Fourthly, The Trap of Seeking and the Practice of Non Attainment, A recurring Zen theme addressed in the collection is the problem of seeking. Many people come to meditation hoping to gain peace, clarity, insight, or spiritual achievement. While these motivations are understandable, shikantaza challenges the assumption that awakening is something acquired. The writings emphasize non attainment, meaning practice is not a transaction where effort purchases a particular state.

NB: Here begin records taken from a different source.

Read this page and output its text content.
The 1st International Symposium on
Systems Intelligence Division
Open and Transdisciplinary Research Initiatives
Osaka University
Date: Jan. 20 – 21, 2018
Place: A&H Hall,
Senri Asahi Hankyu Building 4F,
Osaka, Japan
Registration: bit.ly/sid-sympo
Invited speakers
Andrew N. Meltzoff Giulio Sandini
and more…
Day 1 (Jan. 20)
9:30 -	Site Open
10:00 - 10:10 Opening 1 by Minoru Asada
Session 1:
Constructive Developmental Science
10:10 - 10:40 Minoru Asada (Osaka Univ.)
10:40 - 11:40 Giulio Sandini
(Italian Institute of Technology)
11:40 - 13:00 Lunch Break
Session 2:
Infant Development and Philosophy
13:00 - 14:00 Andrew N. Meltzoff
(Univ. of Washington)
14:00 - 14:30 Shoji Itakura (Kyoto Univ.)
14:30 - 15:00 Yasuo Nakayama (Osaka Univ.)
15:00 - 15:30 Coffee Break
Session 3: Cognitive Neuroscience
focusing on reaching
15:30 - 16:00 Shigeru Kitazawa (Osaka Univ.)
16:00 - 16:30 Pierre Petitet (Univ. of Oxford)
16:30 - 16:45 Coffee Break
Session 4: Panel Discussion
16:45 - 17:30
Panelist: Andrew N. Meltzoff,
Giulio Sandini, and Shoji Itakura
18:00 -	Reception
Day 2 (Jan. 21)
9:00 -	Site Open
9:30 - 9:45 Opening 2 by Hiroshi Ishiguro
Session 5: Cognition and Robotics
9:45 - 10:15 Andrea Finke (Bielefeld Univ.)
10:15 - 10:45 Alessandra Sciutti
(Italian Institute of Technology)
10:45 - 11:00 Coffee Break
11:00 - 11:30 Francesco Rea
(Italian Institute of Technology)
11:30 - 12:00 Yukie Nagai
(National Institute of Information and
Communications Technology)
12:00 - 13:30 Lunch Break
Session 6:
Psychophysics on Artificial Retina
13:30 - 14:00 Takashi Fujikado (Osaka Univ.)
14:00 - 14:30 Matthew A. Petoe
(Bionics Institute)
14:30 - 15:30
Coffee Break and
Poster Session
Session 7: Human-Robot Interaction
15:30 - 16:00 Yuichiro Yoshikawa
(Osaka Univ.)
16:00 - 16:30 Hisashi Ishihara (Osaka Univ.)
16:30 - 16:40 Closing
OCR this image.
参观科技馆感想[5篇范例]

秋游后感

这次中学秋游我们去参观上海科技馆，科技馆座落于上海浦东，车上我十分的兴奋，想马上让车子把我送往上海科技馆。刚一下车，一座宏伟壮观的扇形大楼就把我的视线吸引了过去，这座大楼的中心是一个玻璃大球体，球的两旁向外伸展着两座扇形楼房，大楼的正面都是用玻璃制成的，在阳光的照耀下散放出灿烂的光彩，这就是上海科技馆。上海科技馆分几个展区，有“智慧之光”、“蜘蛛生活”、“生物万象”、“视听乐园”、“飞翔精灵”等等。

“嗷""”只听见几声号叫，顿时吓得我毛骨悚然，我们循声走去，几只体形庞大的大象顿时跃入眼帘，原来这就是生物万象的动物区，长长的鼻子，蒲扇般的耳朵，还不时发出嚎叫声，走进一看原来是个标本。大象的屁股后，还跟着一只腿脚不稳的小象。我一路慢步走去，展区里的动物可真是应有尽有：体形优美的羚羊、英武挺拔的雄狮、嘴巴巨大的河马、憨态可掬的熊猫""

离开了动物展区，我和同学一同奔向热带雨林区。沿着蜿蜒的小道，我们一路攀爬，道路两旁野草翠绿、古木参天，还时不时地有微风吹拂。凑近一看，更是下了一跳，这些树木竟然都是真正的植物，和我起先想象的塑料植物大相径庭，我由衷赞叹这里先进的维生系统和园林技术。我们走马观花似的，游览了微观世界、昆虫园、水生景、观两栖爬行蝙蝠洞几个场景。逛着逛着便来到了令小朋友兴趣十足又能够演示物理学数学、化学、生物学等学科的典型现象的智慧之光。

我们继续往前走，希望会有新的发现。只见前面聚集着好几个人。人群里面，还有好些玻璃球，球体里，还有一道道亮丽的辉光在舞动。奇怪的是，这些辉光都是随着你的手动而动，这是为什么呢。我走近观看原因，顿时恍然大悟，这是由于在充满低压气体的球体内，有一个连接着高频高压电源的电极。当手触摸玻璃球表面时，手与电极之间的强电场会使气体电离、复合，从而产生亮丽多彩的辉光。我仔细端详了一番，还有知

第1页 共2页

This does not imply passivity or lack of discipline. Instead, it points to a kind of effort without grasping, where one sits wholeheartedly while letting go of the internal scorekeeping that asks, Is this working. The book explores how striving can subtly distort meditation, turning it into another performance of the self. It also addresses the disappointment that follows when experience does not match expectations. Shikantaza asks practitioners to meet that disappointment directly, without using spirituality to escape ordinary human vulnerability. In that sense, non attainment becomes psychologically and ethically transformative. By relinquishing the chase for special experiences, readers can discover a quieter confidence that is not dependent on mood or circumstance. The practice becomes a way of inhabiting life more fully, not a way of climbing out of it.
Lastly, Integrating Just Sitting into Everyday Life and Relationship, The collection does not treat meditation as something confined to a cushion. Another major topic is how the attitude of just sitting extends into daily activity, work, and relationship. When sitting practice emphasizes open awareness and non grasping, it naturally highlights how frequently the mind tightens around preference, judgment, and self protection in ordinary situations. The writings often suggest that zazen reveals patterns that play out everywhere: impatience, defensiveness, compulsive planning, and the need to be right. Integration means using the stability trained in sitting to pause and respond rather than react. This can show up as listening more carefully, tolerating ambiguity, and meeting conflict without immediately escalating it through stories. The topic also includes the role of community and guidance. In many Zen traditions, the container of sangha and the presence of a teacher support long term practice, helping practitioners recognize blind spots and maintain sincerity. By emphasizing integration, the book frames shikantaza as a complete path, not a wellness hack. The benefit is not limited to moments of calm; it is the gradual development of a life that is less driven by compulsions and more aligned with clarity, compassion, and direct presence.